Republicans hoped to pre-empt the FCC vote with legislation, but Senate Democrats insisted on waiting until after Thursday’s FCC vote before even beginning to talk about legislation of an open Internet.

And an avalanche of support for Wheeler’s plan — driven by Internet companies as varied as Netflix, Twitter, Mozilla and Etsy — has swamped Washington.

“We’ve been outspent, outlobbied, we were going up against the second-biggest corporate lobby in D.C., and it looks like we’ve won,” said Dave Steer, director of advocacy for the Mozilla Foundation, the nonprofit technology foundation that runs Firefox, a popular Web browser.
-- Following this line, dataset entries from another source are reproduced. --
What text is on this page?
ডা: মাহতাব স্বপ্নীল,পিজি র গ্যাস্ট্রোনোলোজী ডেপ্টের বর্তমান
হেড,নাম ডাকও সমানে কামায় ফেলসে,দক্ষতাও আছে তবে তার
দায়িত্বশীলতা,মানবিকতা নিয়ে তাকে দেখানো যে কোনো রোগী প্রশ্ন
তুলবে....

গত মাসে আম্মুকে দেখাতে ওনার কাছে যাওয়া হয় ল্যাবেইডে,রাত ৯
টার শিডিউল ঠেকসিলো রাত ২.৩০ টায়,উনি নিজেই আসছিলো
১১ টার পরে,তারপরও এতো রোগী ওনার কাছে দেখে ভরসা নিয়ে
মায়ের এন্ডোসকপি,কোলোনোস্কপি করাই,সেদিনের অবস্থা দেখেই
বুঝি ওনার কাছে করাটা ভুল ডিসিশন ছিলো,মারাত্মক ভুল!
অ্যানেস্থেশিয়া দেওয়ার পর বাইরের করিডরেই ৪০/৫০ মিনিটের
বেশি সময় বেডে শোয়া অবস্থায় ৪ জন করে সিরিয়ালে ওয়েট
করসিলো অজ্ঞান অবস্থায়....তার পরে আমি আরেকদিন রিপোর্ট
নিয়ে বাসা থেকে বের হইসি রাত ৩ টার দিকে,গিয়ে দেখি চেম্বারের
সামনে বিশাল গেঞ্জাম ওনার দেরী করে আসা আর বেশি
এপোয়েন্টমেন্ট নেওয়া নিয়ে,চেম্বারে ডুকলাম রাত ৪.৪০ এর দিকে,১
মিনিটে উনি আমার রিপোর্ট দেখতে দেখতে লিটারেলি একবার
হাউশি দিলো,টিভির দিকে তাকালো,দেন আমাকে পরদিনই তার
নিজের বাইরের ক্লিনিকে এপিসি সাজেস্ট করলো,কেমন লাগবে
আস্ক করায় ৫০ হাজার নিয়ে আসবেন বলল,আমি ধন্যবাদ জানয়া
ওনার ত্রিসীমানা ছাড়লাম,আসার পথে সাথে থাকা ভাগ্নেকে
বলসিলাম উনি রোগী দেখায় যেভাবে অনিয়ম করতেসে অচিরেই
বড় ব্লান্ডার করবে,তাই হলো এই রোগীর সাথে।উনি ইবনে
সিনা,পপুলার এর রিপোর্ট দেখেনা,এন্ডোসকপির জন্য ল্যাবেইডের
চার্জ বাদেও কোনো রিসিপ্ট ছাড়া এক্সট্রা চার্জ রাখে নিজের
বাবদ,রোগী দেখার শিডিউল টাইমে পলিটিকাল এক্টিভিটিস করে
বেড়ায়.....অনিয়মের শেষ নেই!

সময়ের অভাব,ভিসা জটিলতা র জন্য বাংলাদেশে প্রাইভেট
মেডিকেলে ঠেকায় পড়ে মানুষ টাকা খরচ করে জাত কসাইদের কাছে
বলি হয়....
“A year ago today, we did not think we would be in this spot,” Steer said.

In the battle over so-called net neutrality, a swarm of small players, from Tumblr to Etsy, BoingBoing to Reddit, has overwhelmed the giants of the tech world such as Comcast, Verizon and TimeWarner Cable, with a new brand of corporate activism — New World versus Old.

The biggest players on the Internet, Amazon and Google, have stayed in the background, while smaller players — some household names such as Twitter and Netflix, others far more obscure, such as Chess.com and Urban Dictionary — have mobilized a grass-roots crusade.

“We don’t have an army of lobbyists to deploy. We don’t have financial resources to throw around,” said Liba Rubenstein, Tumblr’s director of social impact and public policy. “What we do have is access to an incredibly engaged, incredibly passionate user base, and we can give folks the tools to respond.”